By the start of the First World War, they were widely used by the Aéronautique Militaire, and as a consequence were adopted by the expeditionary forces of both the RNAS and the RFC to house aircraft in both Great Britain and France. Bessonneau hangars were used for temporary protection for aircraft pending construction and development of permanent hangars.

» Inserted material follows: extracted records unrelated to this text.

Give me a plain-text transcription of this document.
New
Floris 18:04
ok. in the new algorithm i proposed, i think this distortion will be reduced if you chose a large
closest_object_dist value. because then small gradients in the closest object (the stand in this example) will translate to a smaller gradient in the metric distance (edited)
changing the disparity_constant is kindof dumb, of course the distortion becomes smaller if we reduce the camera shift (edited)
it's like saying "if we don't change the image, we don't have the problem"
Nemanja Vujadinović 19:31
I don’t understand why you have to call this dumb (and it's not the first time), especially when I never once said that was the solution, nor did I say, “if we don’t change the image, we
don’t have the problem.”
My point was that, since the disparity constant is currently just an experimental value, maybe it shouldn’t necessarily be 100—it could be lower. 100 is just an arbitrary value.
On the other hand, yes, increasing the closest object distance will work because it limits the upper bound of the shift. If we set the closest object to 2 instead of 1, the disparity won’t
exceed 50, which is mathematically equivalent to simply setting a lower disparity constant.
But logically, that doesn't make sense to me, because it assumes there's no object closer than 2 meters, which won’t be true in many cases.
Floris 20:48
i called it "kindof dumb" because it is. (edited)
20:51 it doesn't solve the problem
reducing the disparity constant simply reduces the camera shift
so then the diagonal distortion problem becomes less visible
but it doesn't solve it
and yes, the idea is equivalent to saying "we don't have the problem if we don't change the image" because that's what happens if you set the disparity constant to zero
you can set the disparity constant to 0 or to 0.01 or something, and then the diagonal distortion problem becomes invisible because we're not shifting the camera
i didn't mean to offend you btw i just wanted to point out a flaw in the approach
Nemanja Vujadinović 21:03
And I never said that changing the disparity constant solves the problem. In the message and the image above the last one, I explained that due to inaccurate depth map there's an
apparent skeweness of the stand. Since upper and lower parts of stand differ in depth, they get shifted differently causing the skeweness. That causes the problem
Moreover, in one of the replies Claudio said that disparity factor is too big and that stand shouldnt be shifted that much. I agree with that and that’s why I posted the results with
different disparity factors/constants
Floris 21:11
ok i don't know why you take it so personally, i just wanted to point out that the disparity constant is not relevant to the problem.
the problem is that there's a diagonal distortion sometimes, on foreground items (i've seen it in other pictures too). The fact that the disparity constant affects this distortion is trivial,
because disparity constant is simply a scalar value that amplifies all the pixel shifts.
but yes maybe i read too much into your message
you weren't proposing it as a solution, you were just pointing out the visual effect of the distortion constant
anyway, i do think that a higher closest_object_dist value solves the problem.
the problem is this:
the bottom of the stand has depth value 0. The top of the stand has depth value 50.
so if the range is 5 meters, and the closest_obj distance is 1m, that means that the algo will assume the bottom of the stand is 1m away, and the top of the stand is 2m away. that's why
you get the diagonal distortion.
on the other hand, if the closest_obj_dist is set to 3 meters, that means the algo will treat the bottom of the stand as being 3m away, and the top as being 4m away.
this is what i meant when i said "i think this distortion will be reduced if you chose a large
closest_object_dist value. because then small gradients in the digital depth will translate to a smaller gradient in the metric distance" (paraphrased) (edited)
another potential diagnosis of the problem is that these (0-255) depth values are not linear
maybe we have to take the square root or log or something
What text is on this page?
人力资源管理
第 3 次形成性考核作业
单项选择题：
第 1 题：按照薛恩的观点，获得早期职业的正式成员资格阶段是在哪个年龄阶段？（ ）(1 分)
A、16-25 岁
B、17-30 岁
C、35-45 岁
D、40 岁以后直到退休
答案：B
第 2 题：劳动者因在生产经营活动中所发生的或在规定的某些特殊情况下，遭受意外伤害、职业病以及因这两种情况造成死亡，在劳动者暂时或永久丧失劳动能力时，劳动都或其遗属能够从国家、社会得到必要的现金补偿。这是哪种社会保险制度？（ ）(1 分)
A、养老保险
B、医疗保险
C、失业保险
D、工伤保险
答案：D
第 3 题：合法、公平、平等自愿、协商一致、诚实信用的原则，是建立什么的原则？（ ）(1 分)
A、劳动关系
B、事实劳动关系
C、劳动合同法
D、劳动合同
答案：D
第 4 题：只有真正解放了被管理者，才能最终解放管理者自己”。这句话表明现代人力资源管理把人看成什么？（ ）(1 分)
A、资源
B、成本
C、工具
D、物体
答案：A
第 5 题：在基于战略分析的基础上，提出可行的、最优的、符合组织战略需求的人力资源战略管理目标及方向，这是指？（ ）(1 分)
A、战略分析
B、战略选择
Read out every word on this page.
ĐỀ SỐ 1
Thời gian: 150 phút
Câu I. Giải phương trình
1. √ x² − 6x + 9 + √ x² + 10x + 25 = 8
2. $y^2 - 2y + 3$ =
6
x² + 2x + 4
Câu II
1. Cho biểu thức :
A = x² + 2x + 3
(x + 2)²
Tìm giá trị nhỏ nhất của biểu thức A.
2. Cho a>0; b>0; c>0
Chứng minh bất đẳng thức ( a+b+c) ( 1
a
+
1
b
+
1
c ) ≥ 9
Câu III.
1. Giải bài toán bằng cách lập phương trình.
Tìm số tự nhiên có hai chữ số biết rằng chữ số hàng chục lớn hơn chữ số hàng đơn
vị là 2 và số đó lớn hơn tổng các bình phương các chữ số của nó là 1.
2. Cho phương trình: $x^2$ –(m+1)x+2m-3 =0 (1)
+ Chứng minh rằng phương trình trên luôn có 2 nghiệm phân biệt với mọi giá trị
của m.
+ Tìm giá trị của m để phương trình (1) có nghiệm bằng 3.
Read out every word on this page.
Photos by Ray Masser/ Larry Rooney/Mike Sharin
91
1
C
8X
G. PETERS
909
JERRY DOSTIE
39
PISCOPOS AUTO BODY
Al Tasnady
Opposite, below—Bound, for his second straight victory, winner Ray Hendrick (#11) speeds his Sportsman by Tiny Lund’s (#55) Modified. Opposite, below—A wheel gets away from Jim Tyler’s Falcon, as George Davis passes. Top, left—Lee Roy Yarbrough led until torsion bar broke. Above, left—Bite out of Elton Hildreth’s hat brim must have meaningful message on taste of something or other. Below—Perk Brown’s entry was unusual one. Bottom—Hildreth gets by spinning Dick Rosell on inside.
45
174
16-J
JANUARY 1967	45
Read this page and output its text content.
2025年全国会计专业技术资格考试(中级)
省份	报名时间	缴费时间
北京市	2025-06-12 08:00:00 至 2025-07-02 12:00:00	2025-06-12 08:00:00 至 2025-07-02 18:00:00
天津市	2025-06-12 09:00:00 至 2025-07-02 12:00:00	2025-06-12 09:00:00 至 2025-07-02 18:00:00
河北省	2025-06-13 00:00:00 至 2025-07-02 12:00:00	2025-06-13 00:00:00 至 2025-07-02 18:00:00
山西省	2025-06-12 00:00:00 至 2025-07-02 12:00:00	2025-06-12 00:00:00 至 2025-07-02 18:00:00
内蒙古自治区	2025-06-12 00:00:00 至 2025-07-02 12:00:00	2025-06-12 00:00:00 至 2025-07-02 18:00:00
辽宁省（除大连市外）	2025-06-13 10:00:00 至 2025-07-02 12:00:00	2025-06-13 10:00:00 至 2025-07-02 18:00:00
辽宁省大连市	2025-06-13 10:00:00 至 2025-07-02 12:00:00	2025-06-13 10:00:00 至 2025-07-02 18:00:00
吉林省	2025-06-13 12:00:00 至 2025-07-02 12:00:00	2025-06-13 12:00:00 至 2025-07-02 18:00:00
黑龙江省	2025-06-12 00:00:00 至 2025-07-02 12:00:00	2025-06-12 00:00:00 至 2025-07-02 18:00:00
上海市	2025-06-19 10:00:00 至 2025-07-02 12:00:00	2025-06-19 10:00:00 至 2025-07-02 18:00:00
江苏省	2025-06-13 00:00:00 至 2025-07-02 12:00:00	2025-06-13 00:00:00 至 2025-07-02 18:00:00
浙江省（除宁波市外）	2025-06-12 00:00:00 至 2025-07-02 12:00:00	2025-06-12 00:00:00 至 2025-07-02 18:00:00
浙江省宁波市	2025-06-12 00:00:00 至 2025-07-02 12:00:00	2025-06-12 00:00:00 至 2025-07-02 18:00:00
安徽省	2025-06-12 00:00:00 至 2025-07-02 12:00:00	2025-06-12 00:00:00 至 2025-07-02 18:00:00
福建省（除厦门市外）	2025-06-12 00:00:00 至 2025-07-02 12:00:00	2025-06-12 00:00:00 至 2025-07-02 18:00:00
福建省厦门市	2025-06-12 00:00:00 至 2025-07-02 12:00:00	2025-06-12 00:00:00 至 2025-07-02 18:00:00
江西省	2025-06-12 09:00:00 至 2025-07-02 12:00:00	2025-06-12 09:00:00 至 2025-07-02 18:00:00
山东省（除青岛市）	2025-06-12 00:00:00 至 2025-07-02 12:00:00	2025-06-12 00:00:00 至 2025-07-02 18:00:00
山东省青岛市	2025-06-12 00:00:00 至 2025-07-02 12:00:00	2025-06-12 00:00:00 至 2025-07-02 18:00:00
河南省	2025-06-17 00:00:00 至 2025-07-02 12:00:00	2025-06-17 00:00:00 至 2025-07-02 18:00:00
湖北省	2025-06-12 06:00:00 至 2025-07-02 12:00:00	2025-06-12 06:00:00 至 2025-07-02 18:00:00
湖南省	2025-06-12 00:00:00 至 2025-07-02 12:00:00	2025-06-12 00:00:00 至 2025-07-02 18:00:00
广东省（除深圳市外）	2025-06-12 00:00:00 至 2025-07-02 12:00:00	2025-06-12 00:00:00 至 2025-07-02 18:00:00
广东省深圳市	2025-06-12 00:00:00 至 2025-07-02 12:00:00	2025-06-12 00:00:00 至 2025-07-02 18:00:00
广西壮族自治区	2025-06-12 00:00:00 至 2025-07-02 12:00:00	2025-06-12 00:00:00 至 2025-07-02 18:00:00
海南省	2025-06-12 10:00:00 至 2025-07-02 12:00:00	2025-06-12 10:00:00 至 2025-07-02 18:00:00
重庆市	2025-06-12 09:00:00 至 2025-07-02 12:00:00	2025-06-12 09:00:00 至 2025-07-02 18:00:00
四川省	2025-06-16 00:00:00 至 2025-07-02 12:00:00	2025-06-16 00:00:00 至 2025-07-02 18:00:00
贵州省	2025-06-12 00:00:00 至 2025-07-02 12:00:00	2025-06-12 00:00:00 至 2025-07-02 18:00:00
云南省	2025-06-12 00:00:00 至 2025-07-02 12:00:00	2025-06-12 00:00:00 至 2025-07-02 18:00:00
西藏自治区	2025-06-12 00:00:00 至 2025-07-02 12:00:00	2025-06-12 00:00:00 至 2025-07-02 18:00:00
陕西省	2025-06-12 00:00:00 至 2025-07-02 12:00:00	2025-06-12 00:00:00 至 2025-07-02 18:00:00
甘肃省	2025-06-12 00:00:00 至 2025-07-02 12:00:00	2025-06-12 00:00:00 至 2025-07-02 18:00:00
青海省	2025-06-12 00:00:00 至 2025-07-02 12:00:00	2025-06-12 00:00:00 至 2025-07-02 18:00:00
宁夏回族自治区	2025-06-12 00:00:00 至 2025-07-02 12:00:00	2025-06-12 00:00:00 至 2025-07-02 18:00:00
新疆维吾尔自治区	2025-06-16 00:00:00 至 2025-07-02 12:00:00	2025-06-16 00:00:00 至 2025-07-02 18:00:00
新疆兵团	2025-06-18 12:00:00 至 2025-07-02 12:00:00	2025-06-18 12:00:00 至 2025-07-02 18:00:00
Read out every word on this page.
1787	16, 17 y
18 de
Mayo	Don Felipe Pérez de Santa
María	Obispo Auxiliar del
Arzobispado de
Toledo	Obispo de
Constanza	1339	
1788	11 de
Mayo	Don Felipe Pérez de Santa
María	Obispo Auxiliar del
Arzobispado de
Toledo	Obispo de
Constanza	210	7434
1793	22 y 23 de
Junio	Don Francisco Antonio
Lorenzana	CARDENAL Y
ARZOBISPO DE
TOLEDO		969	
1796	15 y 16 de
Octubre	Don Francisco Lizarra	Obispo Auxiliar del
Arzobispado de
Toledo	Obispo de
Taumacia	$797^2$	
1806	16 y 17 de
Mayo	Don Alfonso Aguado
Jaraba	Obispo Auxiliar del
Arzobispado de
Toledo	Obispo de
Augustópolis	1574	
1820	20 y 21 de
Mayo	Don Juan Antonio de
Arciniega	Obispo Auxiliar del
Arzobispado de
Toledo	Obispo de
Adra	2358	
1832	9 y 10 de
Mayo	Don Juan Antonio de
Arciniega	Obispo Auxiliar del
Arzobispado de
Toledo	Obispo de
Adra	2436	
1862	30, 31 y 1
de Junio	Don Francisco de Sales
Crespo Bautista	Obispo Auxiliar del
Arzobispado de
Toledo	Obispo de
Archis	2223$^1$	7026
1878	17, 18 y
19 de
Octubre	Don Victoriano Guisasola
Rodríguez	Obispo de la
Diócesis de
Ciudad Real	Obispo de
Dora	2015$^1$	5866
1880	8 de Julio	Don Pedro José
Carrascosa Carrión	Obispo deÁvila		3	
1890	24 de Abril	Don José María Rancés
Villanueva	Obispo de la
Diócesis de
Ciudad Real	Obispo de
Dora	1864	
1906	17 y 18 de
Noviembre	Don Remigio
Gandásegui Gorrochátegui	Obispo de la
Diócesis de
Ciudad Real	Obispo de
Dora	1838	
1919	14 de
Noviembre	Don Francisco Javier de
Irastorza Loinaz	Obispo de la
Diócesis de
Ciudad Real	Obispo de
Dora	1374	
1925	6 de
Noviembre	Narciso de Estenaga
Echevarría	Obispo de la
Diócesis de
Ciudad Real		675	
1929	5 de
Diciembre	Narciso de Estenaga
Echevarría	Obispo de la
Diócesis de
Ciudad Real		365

After World War I, Bessonneau hangars were often used for cheap storage for civilian aircraft, and the newly formed Royal Air Force continued to employ these hangars into World War II, designating them 'Aircraft Hangar (Type H)', and defined by Air Publication AP.4488A. After World War II, British military use of Bessonneau hangars continued for the purpose of storing powered aircraft and gliders operated by the Air Training Corps ('Air Cadets'), until about 1990, and the last spare parts were disposed of by RAF Stafford. A few Bessonneau hangars then briefly survived with gliding clubs for military personnel at airfields such as Kenley, but they typically succumbed to bad weather – as happened to one of the last survivors at RAF Odiham circa 2010 – and inadequate maintenance. Two intact Bessonneau hangars are known to survive as of 2020, one near High River, in Alberta, Canada clad in plywood instead of canvas and another owned by the Fondazione Jonathan Collection in Italy. A third hangar was disassembled and stored by Aéroscope Atlantique in 2004.

==Construction==
The hangar was supplied as a kit of parts that could be easily erected, dismantled, transported and re-erected at another location. The principal material of the framework was wood, joined by wooden plates, steel brackets, and steel bolts. Vertical stanchions supported roof trusses, with extensively triangulated ties and beams. Bays (units) of stanchions and trusses were built up and connected to each other, with each hangar assembled with six, nine, or twelve bays to achieve different hangar lengths. Wooden flying buttresses were applied to the sides and rear, to ensure rigidity, and ropes were used to tie down the whole structure onto steel pickets driven into the ground. Snow poles were attached to the underside of selected trusses, and hinged to allow them to be lowered for extra roof support in the event of heavy snow or high winds. The tailored canvas covering was tied to the framework with ropes.

Over 1000 covers were made for the hangars at Messrs Paull & Co in Martock, Somerset.

The most common variant in Britain was the six-bay design, providing an inside space 20 m wide, 24 m deep and 4 m tall. Its outside dimensions were 22 m across, 28 m deep and 7.7 m tall, excluding picketing ropes.